Fred Abramson, BS
Fred Abramson, BS, assistant professor in the Department of Pharmacy Practice at the University of Maryland School of Pharmacy, teaches a required management class that has been in existence since 1989. "The course teaches students the principles to construct a practical framework for the operational management of a business of pharmacy. The creation of this curriculum was developed by an advisory committee that included community pharmacists, wholesalers and deans and faculty. There was a tremendous demand for this course," said Abramson.

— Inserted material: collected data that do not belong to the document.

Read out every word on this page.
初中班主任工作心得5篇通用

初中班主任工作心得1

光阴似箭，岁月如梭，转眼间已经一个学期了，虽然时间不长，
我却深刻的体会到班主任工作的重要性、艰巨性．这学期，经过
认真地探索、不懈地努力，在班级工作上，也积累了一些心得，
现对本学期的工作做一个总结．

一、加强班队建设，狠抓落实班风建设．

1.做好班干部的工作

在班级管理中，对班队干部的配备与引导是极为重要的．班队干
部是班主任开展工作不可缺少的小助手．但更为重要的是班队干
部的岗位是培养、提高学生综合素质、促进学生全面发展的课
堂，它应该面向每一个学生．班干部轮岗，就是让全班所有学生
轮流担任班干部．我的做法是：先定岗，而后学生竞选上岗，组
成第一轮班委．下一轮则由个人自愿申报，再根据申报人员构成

Elements addressed in Abramson's course include controllable and uncontrollable variables in a free-market economy; workflow analysis; accounting; purchasing and inventory control; quality assurance, summarizing and interpreting of financial data for service and merchandising entities, and third party reimbursement issues. The course examines the current practical developments related to human resources management through integrating information on organizational behavior, psychology, economics, and law. The course also emphasizes communication skills; including behavioral interviewing, oral presentations, patient counseling and customer service.
In preparing students to deal with technology common in the field the Practice Lab links management curriculum to real world business needs. The practice lab is outfitted with, an automated dispensing system (Baker Cells), automated medication system (Pyxis MedStation), prescription processing software and robotic tools. The lab includes four private counseling rooms with video capabilities to allow students to finesse their patient counseling skills. Since a majority of the graduates of the University of Maryland School of Pharmacy begin their careers in community pharmacy, they must be well prepared to practice effectively in high volume ambulatory settings where rapid decision-making is critical and the ability to communicate effectively with patients and prescribers is paramount." Abramson says.
Support for the development of the lab came entirely from outside funding. The Institute for the Advancement of Community Pharmacy provided a grant of $100,000. Rite Aid Corporation provided a $100,000 gift and manpower to merchandise the shelves, as well as donating stock. Merck & Co. also provided significant funding. Giant Foods donated the funds to purchase the computers and provided additional monies for yearly upgrades and maintenance. CVS/Pharmacy provided a state-of-the-art automated dispensing system. Pyxis Corporation contributed the Pyxis MedStation and McKessonHBOC Pharmaserv provided the software. Uniweb Inc. donated the shelving and other funding was received from Walgreens.